1990s Givenchy fur-trimmed suit pattern by Alexander McQueen - Vogue 2228
Vogue 2228 by Alexander McQueen for Givenchy (1998) Image: PatternVault on Etsy.

Vogue 2233’s fur-trimmed dress and jacket are from Anna Sui’s Fall/Winter 1998 collection (click to purchase from the shop):

1990s Anna Sui fur-trimmed dress & jacket pattern - Vogue 2233
Vogue 2233 by Anna Sui (1998) Image: PatternVault on Etsy.

Vogue 2233 is one of the most ’90s patterns ever: Björk meets Britpop. The jacket was worn on the runway by Kirsty Hume—hat by James Coviello:

Kirsty Hume on the runway, Anna Sui FW 1998
Kirsty Hume, Anna Sui FW 1998. Image: firstVIEW.

There was also a pattern for Anna Sui faux-fur accessories, Vogue 7950 (see my earlier Anna Sui series).

Tips for sourcing synthetic fur

  • Tissavel: This luxury French faux fur mill is unfortunately now closed, but ends can be found on Etsy.
  • Faux Persian lamb/Astrakhan: Available as a special order from Emma One Sock.
  • Fur banding: Mokuba carries high-quality synthetic fur banding in various widths.
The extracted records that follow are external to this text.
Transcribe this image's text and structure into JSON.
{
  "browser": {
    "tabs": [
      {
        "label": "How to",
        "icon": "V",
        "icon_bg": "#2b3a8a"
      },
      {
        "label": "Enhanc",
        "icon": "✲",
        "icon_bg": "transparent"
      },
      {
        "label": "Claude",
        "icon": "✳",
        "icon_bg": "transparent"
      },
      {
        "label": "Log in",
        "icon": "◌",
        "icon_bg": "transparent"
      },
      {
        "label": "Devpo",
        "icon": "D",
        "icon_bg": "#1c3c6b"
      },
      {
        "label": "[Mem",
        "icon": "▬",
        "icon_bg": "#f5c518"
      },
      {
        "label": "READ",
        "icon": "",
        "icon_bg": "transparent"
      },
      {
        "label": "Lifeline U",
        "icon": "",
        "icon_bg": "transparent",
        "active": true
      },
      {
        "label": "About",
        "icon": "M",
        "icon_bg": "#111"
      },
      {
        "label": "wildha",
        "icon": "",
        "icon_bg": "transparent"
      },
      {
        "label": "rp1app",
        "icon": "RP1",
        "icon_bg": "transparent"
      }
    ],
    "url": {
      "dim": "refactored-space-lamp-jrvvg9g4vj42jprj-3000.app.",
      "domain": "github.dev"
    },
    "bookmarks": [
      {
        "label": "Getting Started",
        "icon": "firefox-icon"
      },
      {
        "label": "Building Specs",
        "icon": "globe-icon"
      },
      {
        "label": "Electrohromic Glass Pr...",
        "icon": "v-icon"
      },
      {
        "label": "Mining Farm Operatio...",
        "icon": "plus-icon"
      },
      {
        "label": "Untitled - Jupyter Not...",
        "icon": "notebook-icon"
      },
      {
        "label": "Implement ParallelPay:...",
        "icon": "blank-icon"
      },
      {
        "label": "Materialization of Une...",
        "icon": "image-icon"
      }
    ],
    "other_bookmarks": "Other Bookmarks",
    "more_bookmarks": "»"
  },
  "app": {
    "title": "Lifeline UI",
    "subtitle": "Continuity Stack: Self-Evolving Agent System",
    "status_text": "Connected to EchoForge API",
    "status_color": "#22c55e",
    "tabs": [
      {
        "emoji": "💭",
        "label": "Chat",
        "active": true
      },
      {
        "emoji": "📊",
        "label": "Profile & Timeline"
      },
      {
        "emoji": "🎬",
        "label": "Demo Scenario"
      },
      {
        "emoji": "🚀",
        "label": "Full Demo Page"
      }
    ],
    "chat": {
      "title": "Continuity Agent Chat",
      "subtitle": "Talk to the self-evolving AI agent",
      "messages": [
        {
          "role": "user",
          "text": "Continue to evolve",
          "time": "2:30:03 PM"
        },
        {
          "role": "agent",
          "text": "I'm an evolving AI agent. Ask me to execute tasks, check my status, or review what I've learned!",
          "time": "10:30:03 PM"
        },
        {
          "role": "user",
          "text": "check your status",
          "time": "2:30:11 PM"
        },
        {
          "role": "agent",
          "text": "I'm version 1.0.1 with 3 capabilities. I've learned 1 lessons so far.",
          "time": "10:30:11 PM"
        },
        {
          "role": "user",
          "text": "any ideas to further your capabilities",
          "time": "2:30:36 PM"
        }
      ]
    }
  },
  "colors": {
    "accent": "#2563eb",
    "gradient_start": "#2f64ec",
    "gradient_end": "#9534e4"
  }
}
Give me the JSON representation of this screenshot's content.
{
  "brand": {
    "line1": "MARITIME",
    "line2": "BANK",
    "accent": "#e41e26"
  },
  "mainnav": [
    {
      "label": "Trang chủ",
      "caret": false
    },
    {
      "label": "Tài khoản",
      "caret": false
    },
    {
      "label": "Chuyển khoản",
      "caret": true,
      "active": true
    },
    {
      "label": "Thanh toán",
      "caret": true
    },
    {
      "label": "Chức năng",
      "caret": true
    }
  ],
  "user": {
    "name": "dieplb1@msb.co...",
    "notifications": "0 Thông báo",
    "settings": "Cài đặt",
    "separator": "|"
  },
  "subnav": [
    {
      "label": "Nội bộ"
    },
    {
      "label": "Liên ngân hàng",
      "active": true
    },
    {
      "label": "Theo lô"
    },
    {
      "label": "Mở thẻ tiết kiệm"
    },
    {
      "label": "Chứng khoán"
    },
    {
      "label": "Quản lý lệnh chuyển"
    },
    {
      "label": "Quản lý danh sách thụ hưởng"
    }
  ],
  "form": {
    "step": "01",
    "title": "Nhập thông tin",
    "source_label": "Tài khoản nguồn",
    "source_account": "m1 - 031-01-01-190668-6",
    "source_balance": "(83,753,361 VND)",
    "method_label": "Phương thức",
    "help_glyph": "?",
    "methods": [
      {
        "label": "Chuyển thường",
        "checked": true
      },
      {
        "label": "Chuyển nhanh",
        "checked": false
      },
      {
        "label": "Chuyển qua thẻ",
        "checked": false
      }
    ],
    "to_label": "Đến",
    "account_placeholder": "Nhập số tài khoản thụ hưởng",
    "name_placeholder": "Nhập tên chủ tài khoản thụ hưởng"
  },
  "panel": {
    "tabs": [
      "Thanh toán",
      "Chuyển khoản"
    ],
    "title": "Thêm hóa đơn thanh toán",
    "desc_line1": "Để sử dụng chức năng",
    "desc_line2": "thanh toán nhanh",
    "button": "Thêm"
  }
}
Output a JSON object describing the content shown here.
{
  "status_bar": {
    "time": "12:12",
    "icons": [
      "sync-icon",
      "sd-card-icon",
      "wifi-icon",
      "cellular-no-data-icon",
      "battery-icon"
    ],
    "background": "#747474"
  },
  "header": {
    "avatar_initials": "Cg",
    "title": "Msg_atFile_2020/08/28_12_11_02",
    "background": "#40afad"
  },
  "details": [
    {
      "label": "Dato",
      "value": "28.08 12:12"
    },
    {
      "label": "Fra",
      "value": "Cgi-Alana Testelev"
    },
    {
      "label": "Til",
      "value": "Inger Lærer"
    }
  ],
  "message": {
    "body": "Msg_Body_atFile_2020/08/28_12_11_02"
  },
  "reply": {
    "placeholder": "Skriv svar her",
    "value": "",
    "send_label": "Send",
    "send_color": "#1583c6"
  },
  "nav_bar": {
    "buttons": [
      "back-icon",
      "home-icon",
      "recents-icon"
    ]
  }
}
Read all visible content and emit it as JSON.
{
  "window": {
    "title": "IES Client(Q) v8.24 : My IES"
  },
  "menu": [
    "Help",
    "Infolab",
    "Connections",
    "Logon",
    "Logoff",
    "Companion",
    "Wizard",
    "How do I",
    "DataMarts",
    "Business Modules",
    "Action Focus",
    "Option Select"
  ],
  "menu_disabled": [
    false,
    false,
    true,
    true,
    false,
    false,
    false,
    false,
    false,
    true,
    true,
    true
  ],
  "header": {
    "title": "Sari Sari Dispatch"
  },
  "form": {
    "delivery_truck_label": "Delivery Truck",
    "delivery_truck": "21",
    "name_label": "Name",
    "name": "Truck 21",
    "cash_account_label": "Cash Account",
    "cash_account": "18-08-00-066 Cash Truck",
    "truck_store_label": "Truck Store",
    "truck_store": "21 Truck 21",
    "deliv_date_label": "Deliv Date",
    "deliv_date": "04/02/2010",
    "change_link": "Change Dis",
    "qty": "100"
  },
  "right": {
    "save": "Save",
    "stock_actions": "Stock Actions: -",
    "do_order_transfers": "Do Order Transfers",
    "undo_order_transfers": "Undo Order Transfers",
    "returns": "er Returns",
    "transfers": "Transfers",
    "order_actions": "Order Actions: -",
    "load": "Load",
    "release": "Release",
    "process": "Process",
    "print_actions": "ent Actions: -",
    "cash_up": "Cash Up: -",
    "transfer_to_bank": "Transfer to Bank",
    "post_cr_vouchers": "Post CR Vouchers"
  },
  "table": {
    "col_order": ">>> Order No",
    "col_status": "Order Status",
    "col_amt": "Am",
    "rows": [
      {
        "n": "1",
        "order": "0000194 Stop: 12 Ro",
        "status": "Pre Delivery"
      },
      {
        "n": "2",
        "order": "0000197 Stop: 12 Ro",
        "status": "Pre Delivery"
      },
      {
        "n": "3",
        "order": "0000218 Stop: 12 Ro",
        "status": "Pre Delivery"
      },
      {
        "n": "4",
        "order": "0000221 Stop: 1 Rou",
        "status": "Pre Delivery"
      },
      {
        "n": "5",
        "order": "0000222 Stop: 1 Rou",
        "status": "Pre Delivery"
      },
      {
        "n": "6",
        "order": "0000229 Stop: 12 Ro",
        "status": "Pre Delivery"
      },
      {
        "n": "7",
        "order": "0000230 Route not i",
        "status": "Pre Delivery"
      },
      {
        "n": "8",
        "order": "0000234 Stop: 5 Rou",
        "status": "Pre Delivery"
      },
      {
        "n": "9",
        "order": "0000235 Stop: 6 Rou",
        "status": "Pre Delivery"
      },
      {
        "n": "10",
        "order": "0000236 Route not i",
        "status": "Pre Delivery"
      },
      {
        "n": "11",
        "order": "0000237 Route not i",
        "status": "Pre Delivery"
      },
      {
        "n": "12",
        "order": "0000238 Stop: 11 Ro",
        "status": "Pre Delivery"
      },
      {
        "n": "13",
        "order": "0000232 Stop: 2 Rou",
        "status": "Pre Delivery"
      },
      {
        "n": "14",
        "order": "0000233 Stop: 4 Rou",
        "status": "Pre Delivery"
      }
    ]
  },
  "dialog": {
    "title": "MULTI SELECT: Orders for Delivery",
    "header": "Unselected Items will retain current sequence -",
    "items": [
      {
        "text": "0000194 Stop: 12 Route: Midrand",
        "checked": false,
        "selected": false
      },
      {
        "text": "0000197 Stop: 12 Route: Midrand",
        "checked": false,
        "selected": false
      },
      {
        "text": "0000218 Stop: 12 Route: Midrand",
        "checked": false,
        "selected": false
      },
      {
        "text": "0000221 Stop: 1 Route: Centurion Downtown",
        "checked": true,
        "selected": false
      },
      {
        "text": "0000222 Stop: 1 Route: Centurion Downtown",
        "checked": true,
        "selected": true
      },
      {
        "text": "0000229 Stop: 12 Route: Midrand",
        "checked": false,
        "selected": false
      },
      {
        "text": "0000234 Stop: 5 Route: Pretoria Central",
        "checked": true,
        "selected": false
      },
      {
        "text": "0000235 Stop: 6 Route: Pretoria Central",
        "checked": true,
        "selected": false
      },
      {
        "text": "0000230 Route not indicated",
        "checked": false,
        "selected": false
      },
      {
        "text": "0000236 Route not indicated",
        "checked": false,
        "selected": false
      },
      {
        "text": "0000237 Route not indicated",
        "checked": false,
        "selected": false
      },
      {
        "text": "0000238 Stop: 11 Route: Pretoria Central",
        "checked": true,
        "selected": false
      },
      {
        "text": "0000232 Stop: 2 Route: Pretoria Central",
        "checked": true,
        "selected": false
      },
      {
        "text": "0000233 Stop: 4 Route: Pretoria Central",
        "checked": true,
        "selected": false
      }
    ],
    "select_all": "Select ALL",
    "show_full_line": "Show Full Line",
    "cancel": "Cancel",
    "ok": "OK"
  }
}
Working with vintage furs and synthetic fur

Vintage patterns often direct the home dressmaker to a furrier; old sewing books and magazines also provide tips for refashioning vintage furs. (Woman’s Day 5045 came with a special instruction booklet and fur needle.) Claire Shaeffer’s Fabric Sewing Guide includes a chapter on fur.

For tips on sewing with synthetic fur, see Claire Shaeffer’s Fabric Sewing Guide, Fehr Trade’s post, and Shannon Gifford’s post for Emma One Sock.